Jakarta, CNBCÂ Indonesia -Â Indeks Harga Saham Gabungan (IHSG) meroket pada perdagangan Kamis kemarin, meski masih banyak sentimen negatif di pasar finansial global. Hal tersebut terlihat dari nilai tukar rupiah yang terus tertekan, begitu juga dengan obligasi atau Surat Berharga Negara (SBN).
Sementara untuk perdagangan hari ini, Jumat (1/10/2021), kabar baik sekaligus buruk datang dari Amerika Serikat (AS). Kongres AS sudah menyepakati anggaran jangka pendek yang akan menghindarkan pemerintahan mengalami shutdown atau penghentian operasional. Tetapi kabar buruknya, bursa saham AS (Wall Street) kembali babak belur.
Faktor-faktor yang mempengaruhi pergerakan pasar hari ini, termasuk risiko krisis finansial akibat masalah utang AS akan diulas pada halaman 3 dan 4.
Balik lagi pada pergerakan kemarin, IHSG tidak tanggung-tanggung melesat lebih dari 2% ke 6.286,943. Level tersebut merupakan yang tertinggi sejak 23 Maret lalu.
Selain itu, nilai transaksi juga jumbo kemarin, nyaris Rp 24 triliun. Data Bursa Efek Indonesia (BEI) mencatat, investor asing mencatatkan aksi beli bersih sebesar Rp 1,94 triliun di pasar reguler, tetapi net sell sebesar Rp 5,8 triliun di pasar negosiasi.

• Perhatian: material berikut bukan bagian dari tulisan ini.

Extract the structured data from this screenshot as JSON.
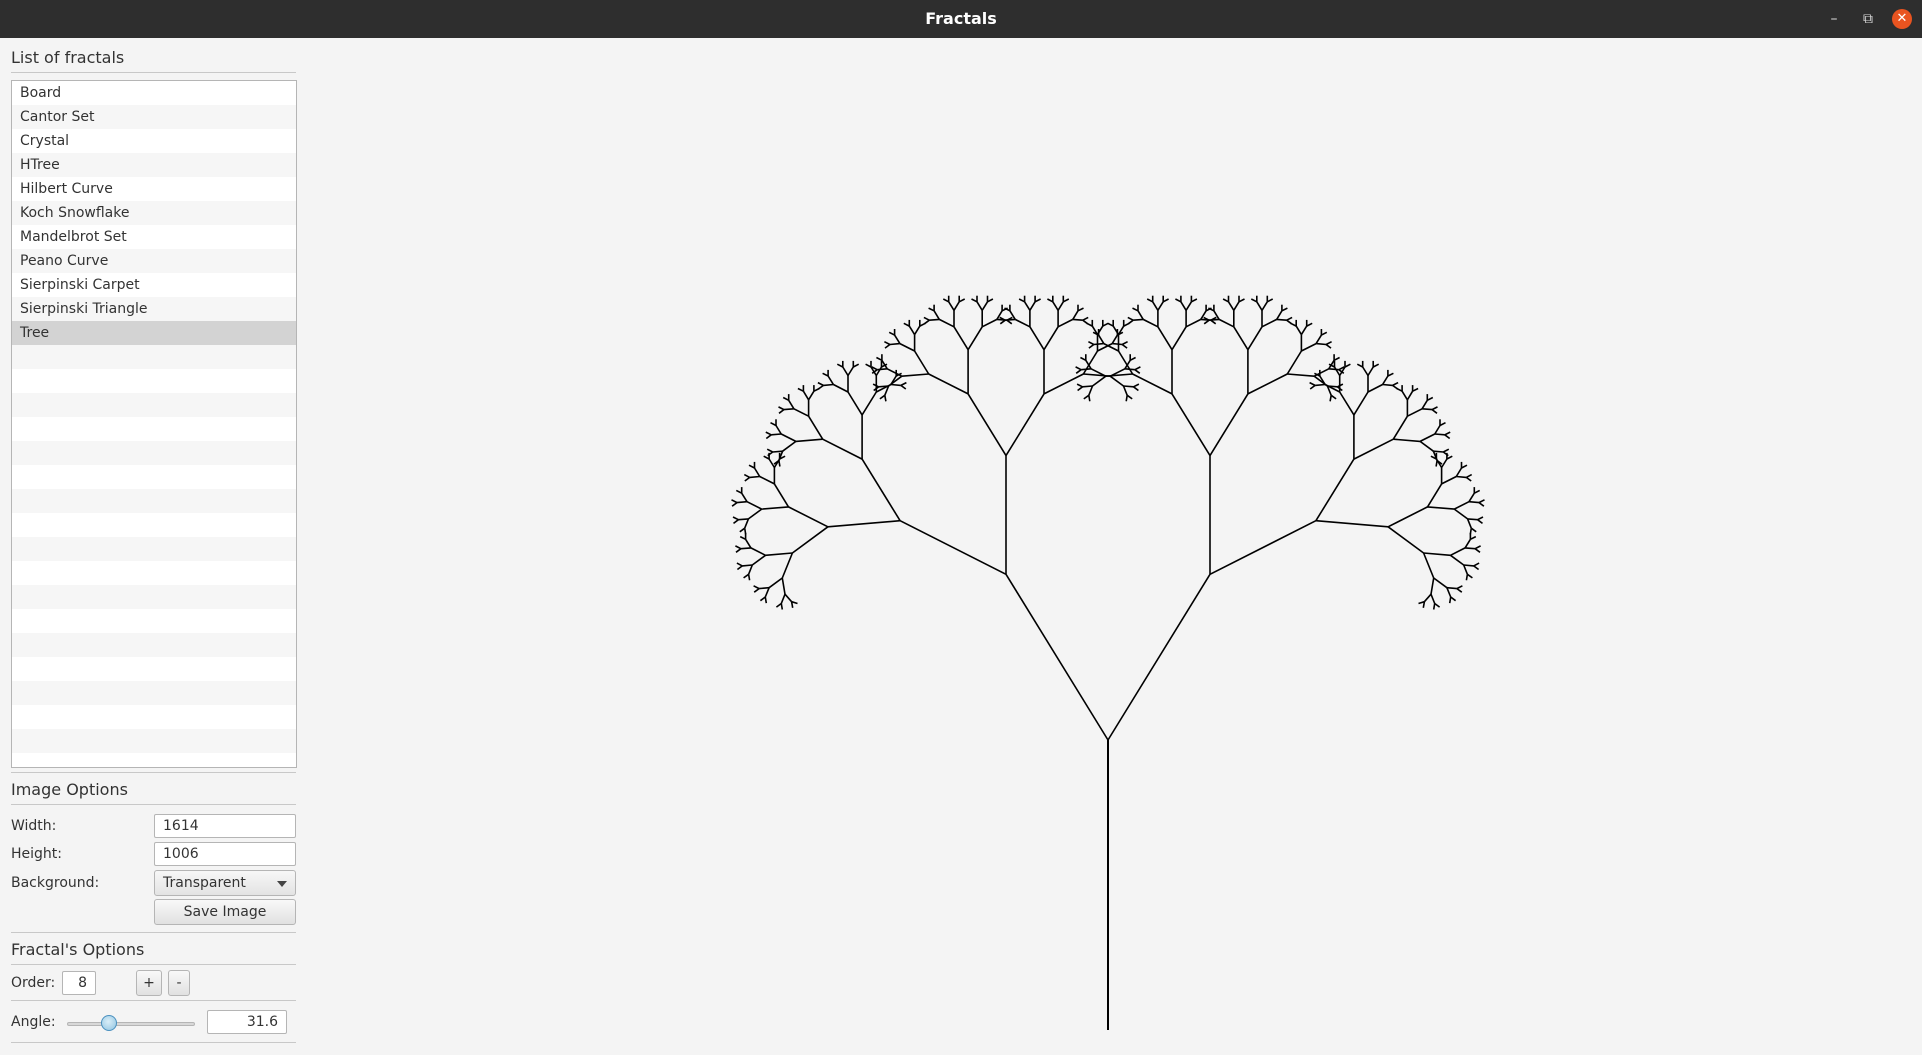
{
  "window": {
    "title": "Fractals"
  },
  "sidebar": {
    "list_title": "List of fractals",
    "items": [
      {
        "label": "Board"
      },
      {
        "label": "Cantor Set"
      },
      {
        "label": "Crystal"
      },
      {
        "label": "HTree"
      },
      {
        "label": "Hilbert Curve"
      },
      {
        "label": "Koch Snowflake"
      },
      {
        "label": "Mandelbrot Set"
      },
      {
        "label": "Peano Curve"
      },
      {
        "label": "Sierpinski Carpet"
      },
      {
        "label": "Sierpinski Triangle"
      },
      {
        "label": "Tree"
      }
    ],
    "selected": "Tree"
  },
  "image_options": {
    "title": "Image Options",
    "width_label": "Width:",
    "width_value": "1614",
    "height_label": "Height:",
    "height_value": "1006",
    "background_label": "Background:",
    "background_value": "Transparent",
    "save_label": "Save Image"
  },
  "fractal_options": {
    "title": "Fractal's Options",
    "order_label": "Order:",
    "order_value": "8",
    "plus_label": "+",
    "minus_label": "-",
    "angle_label": "Angle:",
    "angle_value": "31.6",
    "angle_slider_fraction": 0.33
  },
  "fractal": {
    "order": 8,
    "angle_deg": 31.6,
    "stroke_color": "#000000"
  },
  "colors": {
    "titlebar": "#2e2e2e",
    "close_button": "#e95420",
    "selection": "#d3d3d3"
  }
}
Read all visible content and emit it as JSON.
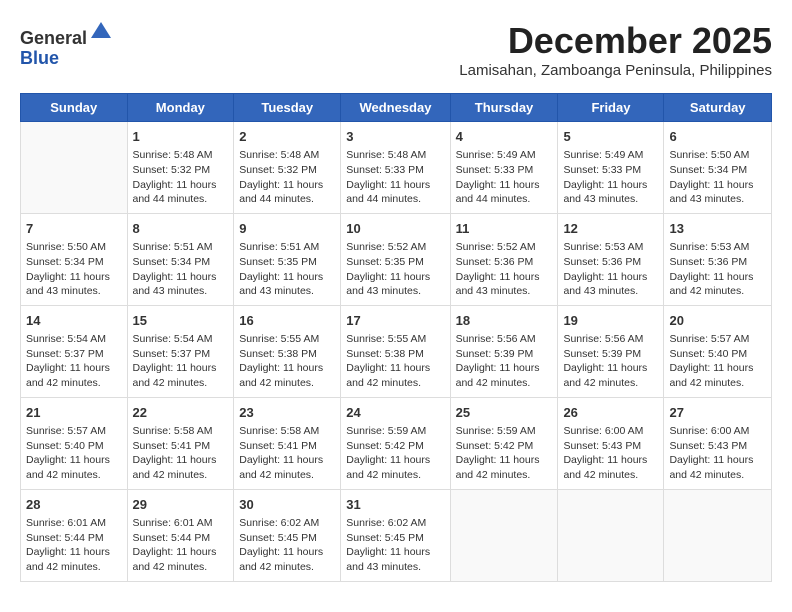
{
  "header": {
    "logo_general": "General",
    "logo_blue": "Blue",
    "month_title": "December 2025",
    "subtitle": "Lamisahan, Zamboanga Peninsula, Philippines"
  },
  "days_of_week": [
    "Sunday",
    "Monday",
    "Tuesday",
    "Wednesday",
    "Thursday",
    "Friday",
    "Saturday"
  ],
  "weeks": [
    [
      {
        "day": "",
        "info": ""
      },
      {
        "day": "1",
        "info": "Sunrise: 5:48 AM\nSunset: 5:32 PM\nDaylight: 11 hours\nand 44 minutes."
      },
      {
        "day": "2",
        "info": "Sunrise: 5:48 AM\nSunset: 5:32 PM\nDaylight: 11 hours\nand 44 minutes."
      },
      {
        "day": "3",
        "info": "Sunrise: 5:48 AM\nSunset: 5:33 PM\nDaylight: 11 hours\nand 44 minutes."
      },
      {
        "day": "4",
        "info": "Sunrise: 5:49 AM\nSunset: 5:33 PM\nDaylight: 11 hours\nand 44 minutes."
      },
      {
        "day": "5",
        "info": "Sunrise: 5:49 AM\nSunset: 5:33 PM\nDaylight: 11 hours\nand 43 minutes."
      },
      {
        "day": "6",
        "info": "Sunrise: 5:50 AM\nSunset: 5:34 PM\nDaylight: 11 hours\nand 43 minutes."
      }
    ],
    [
      {
        "day": "7",
        "info": "Sunrise: 5:50 AM\nSunset: 5:34 PM\nDaylight: 11 hours\nand 43 minutes."
      },
      {
        "day": "8",
        "info": "Sunrise: 5:51 AM\nSunset: 5:34 PM\nDaylight: 11 hours\nand 43 minutes."
      },
      {
        "day": "9",
        "info": "Sunrise: 5:51 AM\nSunset: 5:35 PM\nDaylight: 11 hours\nand 43 minutes."
      },
      {
        "day": "10",
        "info": "Sunrise: 5:52 AM\nSunset: 5:35 PM\nDaylight: 11 hours\nand 43 minutes."
      },
      {
        "day": "11",
        "info": "Sunrise: 5:52 AM\nSunset: 5:36 PM\nDaylight: 11 hours\nand 43 minutes."
      },
      {
        "day": "12",
        "info": "Sunrise: 5:53 AM\nSunset: 5:36 PM\nDaylight: 11 hours\nand 43 minutes."
      },
      {
        "day": "13",
        "info": "Sunrise: 5:53 AM\nSunset: 5:36 PM\nDaylight: 11 hours\nand 42 minutes."
      }
    ],
    [
      {
        "day": "14",
        "info": "Sunrise: 5:54 AM\nSunset: 5:37 PM\nDaylight: 11 hours\nand 42 minutes."
      },
      {
        "day": "15",
        "info": "Sunrise: 5:54 AM\nSunset: 5:37 PM\nDaylight: 11 hours\nand 42 minutes."
      },
      {
        "day": "16",
        "info": "Sunrise: 5:55 AM\nSunset: 5:38 PM\nDaylight: 11 hours\nand 42 minutes."
      },
      {
        "day": "17",
        "info": "Sunrise: 5:55 AM\nSunset: 5:38 PM\nDaylight: 11 hours\nand 42 minutes."
      },
      {
        "day": "18",
        "info": "Sunrise: 5:56 AM\nSunset: 5:39 PM\nDaylight: 11 hours\nand 42 minutes."
      },
      {
        "day": "19",
        "info": "Sunrise: 5:56 AM\nSunset: 5:39 PM\nDaylight: 11 hours\nand 42 minutes."
      },
      {
        "day": "20",
        "info": "Sunrise: 5:57 AM\nSunset: 5:40 PM\nDaylight: 11 hours\nand 42 minutes."
      }
    ],
    [
      {
        "day": "21",
        "info": "Sunrise: 5:57 AM\nSunset: 5:40 PM\nDaylight: 11 hours\nand 42 minutes."
      },
      {
        "day": "22",
        "info": "Sunrise: 5:58 AM\nSunset: 5:41 PM\nDaylight: 11 hours\nand 42 minutes."
      },
      {
        "day": "23",
        "info": "Sunrise: 5:58 AM\nSunset: 5:41 PM\nDaylight: 11 hours\nand 42 minutes."
      },
      {
        "day": "24",
        "info": "Sunrise: 5:59 AM\nSunset: 5:42 PM\nDaylight: 11 hours\nand 42 minutes."
      },
      {
        "day": "25",
        "info": "Sunrise: 5:59 AM\nSunset: 5:42 PM\nDaylight: 11 hours\nand 42 minutes."
      },
      {
        "day": "26",
        "info": "Sunrise: 6:00 AM\nSunset: 5:43 PM\nDaylight: 11 hours\nand 42 minutes."
      },
      {
        "day": "27",
        "info": "Sunrise: 6:00 AM\nSunset: 5:43 PM\nDaylight: 11 hours\nand 42 minutes."
      }
    ],
    [
      {
        "day": "28",
        "info": "Sunrise: 6:01 AM\nSunset: 5:44 PM\nDaylight: 11 hours\nand 42 minutes."
      },
      {
        "day": "29",
        "info": "Sunrise: 6:01 AM\nSunset: 5:44 PM\nDaylight: 11 hours\nand 42 minutes."
      },
      {
        "day": "30",
        "info": "Sunrise: 6:02 AM\nSunset: 5:45 PM\nDaylight: 11 hours\nand 42 minutes."
      },
      {
        "day": "31",
        "info": "Sunrise: 6:02 AM\nSunset: 5:45 PM\nDaylight: 11 hours\nand 43 minutes."
      },
      {
        "day": "",
        "info": ""
      },
      {
        "day": "",
        "info": ""
      },
      {
        "day": "",
        "info": ""
      }
    ]
  ]
}
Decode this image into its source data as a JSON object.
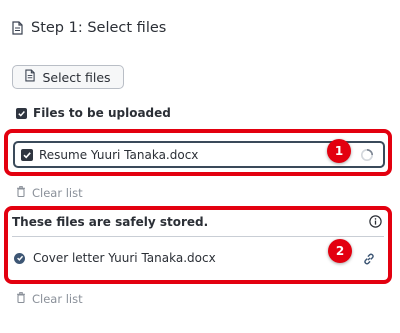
{
  "step": {
    "title": "Step 1: Select files",
    "icon": "document-icon"
  },
  "select_button": {
    "label": "Select files",
    "icon": "document-icon"
  },
  "upload_section": {
    "label": "Files to be uploaded",
    "checked": true,
    "items": [
      {
        "name": "Resume Yuuri Tanaka.docx",
        "checked": true,
        "status": "uploading",
        "status_icon": "spinner-icon"
      }
    ],
    "clear_label": "Clear list"
  },
  "stored_section": {
    "title": "These files are safely stored.",
    "info_icon": "info-icon",
    "items": [
      {
        "name": "Cover letter Yuuri Tanaka.docx",
        "status_icon": "check-circle-icon",
        "action_icon": "link-icon"
      }
    ],
    "clear_label": "Clear list"
  },
  "annotations": [
    "1",
    "2"
  ],
  "colors": {
    "annotation_red": "#e3000f",
    "text": "#2b2f36",
    "muted": "#8a9099",
    "check_fill": "#2f3540",
    "stored_check": "#3d5674"
  }
}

Berkat penguatan kemarin, IHSG lepas dari "kutukan" September, sukses penguatan sebesar 2,2%. Jika dilihat ke belakang, dalam tiga tahun berturut-turut IHSG selalu terpuruk di bulan September. Pada tahun lalu bahkan jeblok lebih dari 7%. Sejak 2011, IHSG mencatat pelemahan sebanyak 7 kali di bulan September.
"Kutukan" September sebenarnya terjadi di Wall Street. Mengingat Wall Street adalah kiblat bursa saham dunia, IHSG tentu juga bisa kena imbasnya.
Penguatan tajam IHSG kemarin tidak diikuti rupiah yang justru membukukan pelemahan 3 hari beruntun melawan dolar AS. Rupiah kemarin mengakhiri perdagangan di Rp 14.310/US$. Sama dengan 2 hari sebelumnya, rupiah tanpa perlawanan, tidak pernah mencicipi zona hijau sepanjang perdagangan. Akibat pelemahan 3 hari beruntun, rupiah mencatat pelemahan 0,32% di September.
Koreksi yield obligasi AS (Treasury) sebenarnya membuka ruang rupiah untuk menguat. Sayangnya, sentimen negatif datang dari China, sektor manufakturnya kembali menunjukkan kontraksi untuk pertama kalinya sejak Februari 2020.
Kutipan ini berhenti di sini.